The electrons can be made to strike a tungsten target within the head of the accelerator to create a beam of photons (or “X-rays”). These X-ray beams are then directed at the site of cancer. Photons have no charge or mass and can be regarded as small packets of energy. Photons deposit their energy along the entire path that they travel through the body.

Therefore, a beam of X-rays irradiates not only the area of the tumor but also the healthy tissue that the beam encounters on its way towards the tumor and beyond the tumor. X-rays used for treating cancer usually do not stop within the body. X-rays travel right through you. On the other hand, proton beam therapy is delivered by larger, much more expensive accelerators called cyclotrons and synchrotrons.

A proton beam directed at a tumor travels in a straight trajectory towards its target, gives off most of its energy at a defined depth called the Bragg peak, and then stops. While X-rays often deposit more energy within the healthy tissues of the body than within the tumor.

I need 40 lakhs for the treatment. I assume you’d help me out. I live with Mum in a rented house. Already my medicines are very costly. I am not afraid of death. Life has to end once you are born but I think of my 68-year-old mother. After her first miscarriage during my birth, there were problems but she wanted me and for 41 years she has cared for me as nobody would. She is not just my caregiver but my only companion.

Animals care for their offspring for some time and teach them to eat, walk, how to get food or fly. But at one point in time, they leave them to make their way in life but that’s why my mother is unique.

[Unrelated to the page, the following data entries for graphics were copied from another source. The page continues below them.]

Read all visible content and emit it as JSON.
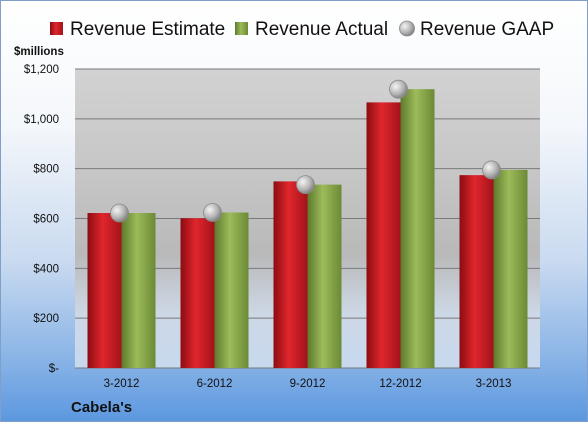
{
  "chart_data": {
    "type": "bar",
    "categories": [
      "3-2012",
      "6-2012",
      "9-2012",
      "12-2012",
      "3-2013"
    ],
    "series": [
      {
        "name": "Revenue Estimate",
        "kind": "bar",
        "color": "#c8161e",
        "values": [
          622,
          601,
          749,
          1066,
          774
        ]
      },
      {
        "name": "Revenue Actual",
        "kind": "bar",
        "color": "#8aa84a",
        "values": [
          622,
          624,
          736,
          1119,
          795
        ]
      },
      {
        "name": "Revenue GAAP",
        "kind": "marker",
        "color": "#b8b8b8",
        "values": [
          622,
          624,
          736,
          1119,
          795
        ]
      }
    ],
    "ylabel": "$millions",
    "ylim": [
      0,
      1200
    ],
    "yticks": [
      0,
      200,
      400,
      600,
      800,
      1000,
      1200
    ],
    "ytick_labels": [
      "$-",
      "$200",
      "$400",
      "$600",
      "$800",
      "$1,000",
      "$1,200"
    ],
    "grid": true,
    "legend_position": "top"
  },
  "footer": {
    "company": "Cabela's"
  }
}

“An’ why? Because…because I got you to look after me, and you got me to look after you, and that’s why.” -John Steinbeck

If only, governments or some trust or Institute sponsors the high cost of my treatment. I could have a better and longer life and my quality of life would be better. 

About Payel Bhattacharya –  https://timesofindia.indiatimes.com/blogs/author/payel/

Miss Payel Bhattacharya, was diagnosed with a rare disease von Hippel-Lindau or VHL. It is a genetic form of cancer. VHL patients battle a series of tumors throughout their life. VHL may occur in up to 10 organs of the body with a possibility of neuroendocrine tumors.

Her autobiographical fictional account has been published by Sahitya Akademi. She also wrote, “The Adventures of Mum and Princess is her attempt to write mystery stories. Even with the rarest form of brain tumors, she took the challenge to write a paranormal novel with a dash of spy-thriller known as Midnight. She also wrote her survival story “A Warrior Dies Dancing That’s Who I Am…” She finds positivity and warmth through her life writing and poetry also through creating much-needed awareness.